Now, to get into that pen was not a problem for most of the kids, but me, well it involved crossing over an electric fence that was in place to prevent the hogs from escaping, and I was scared of electricity. Daddy assured me I would be fine, to just step over it, try not to touch the wire, and get into the pen. And so, one leg went over that wire, just as I began to lift my other leg, the first leg touched the wire, I jerked, got shocked, then the other, and before long I was stuck bouncing off both wires, screaming, one leg on one side, the other leg, on the other side, hogs running everywhere, worms falling off the tree because Daddy and Mr. Burns were laughing and the tree shaking from their enjoyment of my predicament and the other kids running around picking up worms, while my bucket was flaying in the air while I’m still screaming and crying.

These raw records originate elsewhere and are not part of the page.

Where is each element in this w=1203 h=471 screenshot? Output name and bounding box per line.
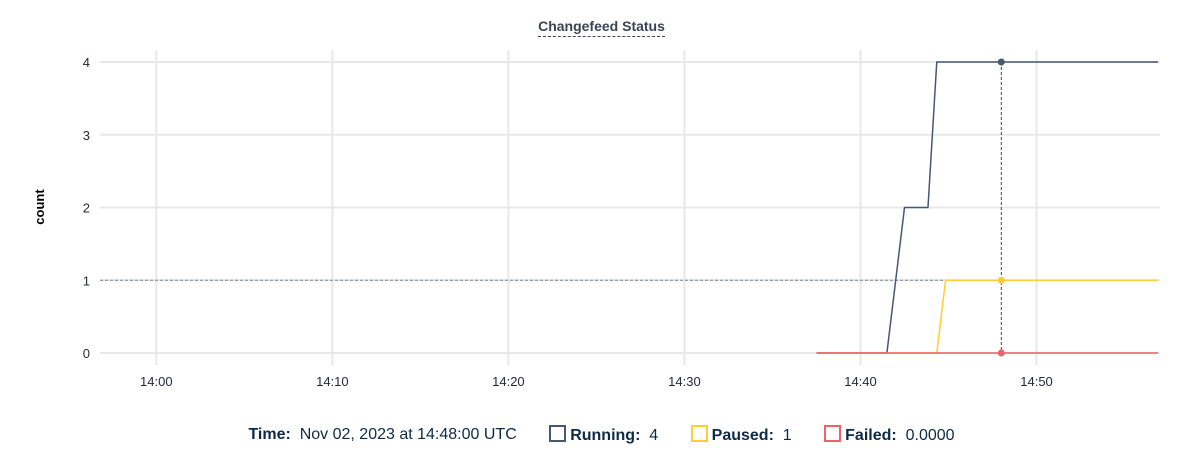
x-tick-label: 14:50 xyxy=(1020,374,1053,389)
hover-point-running xyxy=(997,58,1005,66)
chart-title: Changefeed Status xyxy=(0,18,1203,37)
series-line-paused xyxy=(816,279,1158,354)
paused-swatch xyxy=(690,425,708,442)
y-tick-label: 4 xyxy=(83,55,90,70)
x-tick-label: 14:20 xyxy=(492,374,525,389)
running-swatch xyxy=(549,425,567,442)
hover-point-paused xyxy=(997,276,1005,284)
y-tick-label: 1 xyxy=(83,273,90,288)
y-axis-label: count xyxy=(32,189,47,225)
legend-item-running[interactable]: Running: 4 xyxy=(549,425,658,445)
y-tick-label: 3 xyxy=(83,128,90,143)
x-tick-label: 14:10 xyxy=(316,374,349,389)
legend-item-failed[interactable]: Failed: 0.0000 xyxy=(824,425,955,445)
x-tick-label: 14:00 xyxy=(140,374,173,389)
x-tick-label: 14:30 xyxy=(668,374,701,389)
legend-time: Time: Nov 02, 2023 at 14:48:00 UTC xyxy=(248,426,517,443)
hover-legend: Time: Nov 02, 2023 at 14:48:00 UTC Runni… xyxy=(0,425,1203,445)
y-tick-label: 0 xyxy=(83,346,90,361)
legend-item-paused[interactable]: Paused: 1 xyxy=(690,425,792,445)
hover-point-failed xyxy=(997,349,1005,357)
y-tick-label: 2 xyxy=(83,201,90,216)
line-chart: 14:00 14:10 14:20 14:30 14:40 14:50 0 1 2 3 4 count xyxy=(32,50,1160,389)
x-tick-label: 14:40 xyxy=(844,374,877,389)
failed-swatch xyxy=(824,425,842,442)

Then, THUD….Daddy fell off the roof of the shed from laughing so hard, right into the middle of those hogs. Many fish were caught that late evening, and I swear the neighbors 2 miles away could hear their laughter the whole time they were fishing and frog gigging that evening and night, about the episode in the hog pen. As for me, both thighs scorched from being burnt, I never went inside that hog pen again.
I was recently asked how I got so interested and infatuated with vintage baubles and jewels…. Well, I had to think about that for a minute or two, and the answer that came to mind was clearly, my Aunt Bernice.
Aunt Bernice was married to my Uncle Hershel Dean. My fondest memories of her were the times we visited them while in Sumatra, Florida at their hunting lodge, an old Victorian house in or near, Tate’s Hell, their little newly built home in Tallahassee, Florida, and the little lake cabin located on the banks of Lake Talquin, located between Quincy and Tallahassee, Florida.
Yes, Aunt Bernice and Uncle Hershel moved around, because they “lived”. They followed their dreams and trials. They were not afraid, in my opinion of trying different things, testing their ideas and dreams, and they loved their children, grandchildren, nieces and nephews. Uncle Hershel was probably more like the grandfather I never had.
Aunt Bernice, well she had the most beautiful things, through my eyes, a child. There seem to always be ribbon candy in an elegant glass candy jar on her coffee table, ornate flatware for dining, a very modern stove that anyone can imagine with Guardian cookware to match. Her shoes were fashionable leather high heels, with purses to match, she wore beaded earbobs, and her shoes and purses matched every outfit I saw her in, even down to her sweet calico aprons when she was busy cooking all the catfish and bream we caught on Lake Talquin, or in the roadside ditches of Sumatra, Florida. Aunt Bernice was a lady, elegant no matter where she was.
Not only do I remember her colorful shoes and purses that matched her clothes, I remember her treasure chest of wonderful costume jewelry that complimented all her outfits. I couldn’t have been more than 9 to 11 years old when we would visit the Lake house. In order to keep us kids occupied with something interesting to do, on days that the weather didn’t permit our swimming or fishing in the lake….she would pull out her jewelry box and let me play with her baubles. Uncle Hershel provided us with tons of note pads with Ring Power logos and decks and decks of card games such as Rook. So much like a treasure chest, the Lake house was. My siblings and I would stay spellbound for hours, until our family visit was over, and time to load back into the old blue Plymouth 2 door and make our way back home to Quincy.
Uncle Hershel and Aunt Bernice provided the most wonderful comfort zone for children. They loved, and I hope they knew how much we loved them. They provided some of the most wonderful memories I have of growing up in rural North Florida. They took adventures and encouraged their nieces and nephews to also.